NGRAM index

The NGRAM index is a scalar index designed to accelerate LIKE filters on text.

It’s useful when you want fast filtering on:

Prefix matches (e.g. "data%")
Suffix matches (e.g. "%json")
Infix / contains matches (e.g. "%vector%")
Wildcard patterns that would otherwise require scanning many rows

In Dodil, you typically combine NGRAM filtering with vector search to build context-aware retrieval, for example:

Search vectors for semantic similarity and restrict results to title LIKE "%release%".
Search vectors but only inside documents where path LIKE "%/policies/%".

What NGRAM does

NGRAM indexing works by splitting text into short, overlapping substrings called n-grams.

Example (n = 3):

"Milvus" → "Mil", "ilv", "lvu", "vus"

During ingestion, these n-grams are stored in a lookup structure so that at query time, Dodil can quickly narrow down to a small set of candidate rows before doing an exact LIKE check.

How it works

NGRAM indexing happens in two phases:

Build time (ingest / index build)
- Split each string into n-grams.
- Store which rows contain which grams.
Query time (filter acceleration)
- Extract the non-wildcard substring from your LIKE pattern.
- Break it into grams.
- Intersect candidate lists.
- Apply the original LIKE filter only to the candidates.

Key settings

When creating an NGRAM index you configure a range:

min_gram: the smallest gram size to generate
max_gram: the largest gram size to generate

Practical rules:

If the query substring length is smaller than min_gram, the index can’t help and the query may fall back to a broader scan.
If the query substring length is between min_gram and max_gram, it can be handled efficiently.
If the query substring length is larger than max_gram, it is decomposed using a window size of max_gram.

Important behavior notes

NGRAM decomposition is character-based and language-agnostic.
Spaces and punctuation are treated as characters.
Matching is case-sensitive. ("Database" and "database" are different.)
Wider ranges (larger max_gram, smaller min_gram) create more grams and may increase index size.

Create an NGRAM index

You can create an NGRAM index on:

a VARCHAR field (common)
a specific path inside a JSON field (advanced)

Below is a Dodil-style example showing the flow and typical parameters.

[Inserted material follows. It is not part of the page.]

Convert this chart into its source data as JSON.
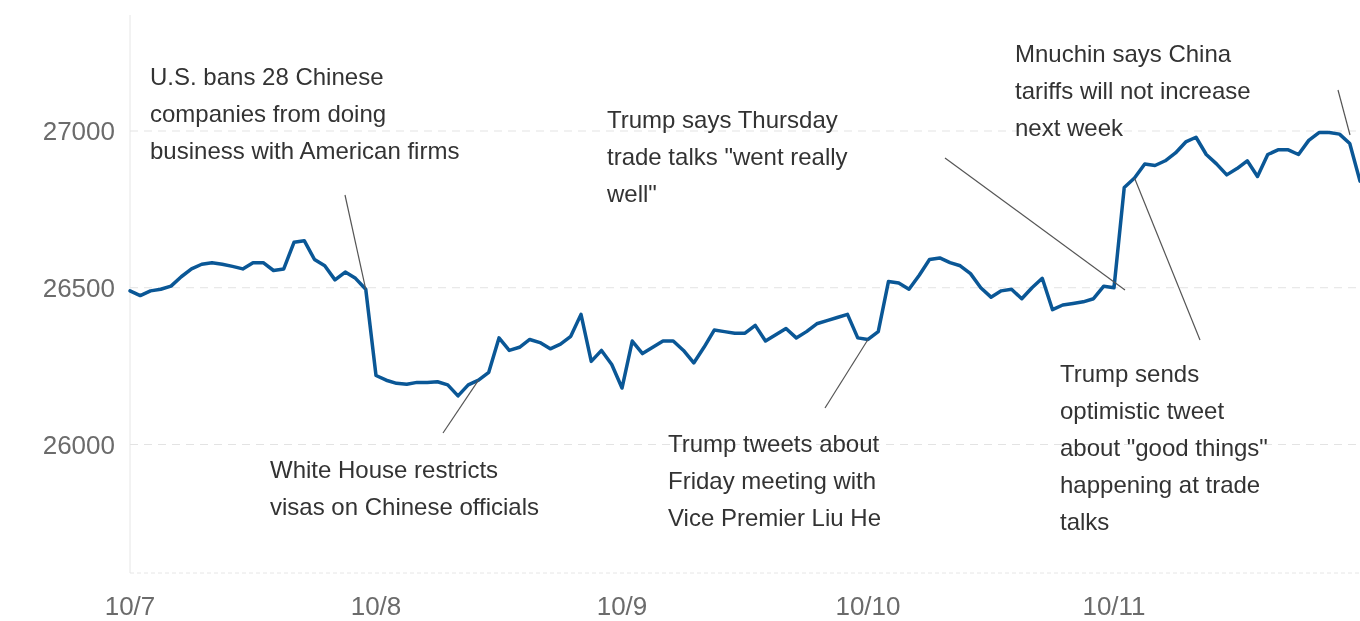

Example: Create on a VARCHAR field


from dodil import Client
from dodil.vbase import VBaseConfig
 
# Python 3.10+
 
# 1) Authorize
c = Client(
    service_account_id="...",
    service_account_secret="...",
)
 
# 2) Connect to VBase
vbase = c.vbase.connect(
    VBaseConfig(
        host="vbase-db-<id>.infra.dodil.cloud",
        port=443,
        scheme="https",
        db_name="db_<id>",
    )
)
 
# 3) Get a collection and create an NGRAM index on a text field
col = vbase.collection("my_collection")
 
# Note: API names may differ slightly depending on your SDK version.
col.create_index(
    field_name="title",
    index_type="NGRAM",
    params={
        "min_gram": 2,
        "max_gram": 3,
    },
)
 
# 4) (Optional) Load the collection so queries are fast right away
col.load()

Example: Use NGRAM in a filter


# Find only rows where `title` contains the substring "vector"
results = col.query(
    filter='title LIKE "%vector%"',
    limit=20,
)
 
for row in results:
    print(row["title"])

When should you use NGRAM?

Use NGRAM when:

You rely on LIKE filters on text fields and they’re becoming slow.
You want to combine keyword-like filtering with vector similarity search.
You need efficient wildcard filtering on metadata, paths, titles, tags, or identifiers.

Avoid NGRAM when:

You only do exact matches (=). (A different scalar index may be a better fit.)
You filter on very short strings (shorter than min_gram).

Tips for choosing min_gram / max_gram

Start with min_gram=2, max_gram=3 for general-purpose substring filtering.
If users search for longer substrings (e.g. 5–10 chars), increasing max_gram can help.
If memory/index size becomes a concern, keep the range tight and avoid very large max_gram.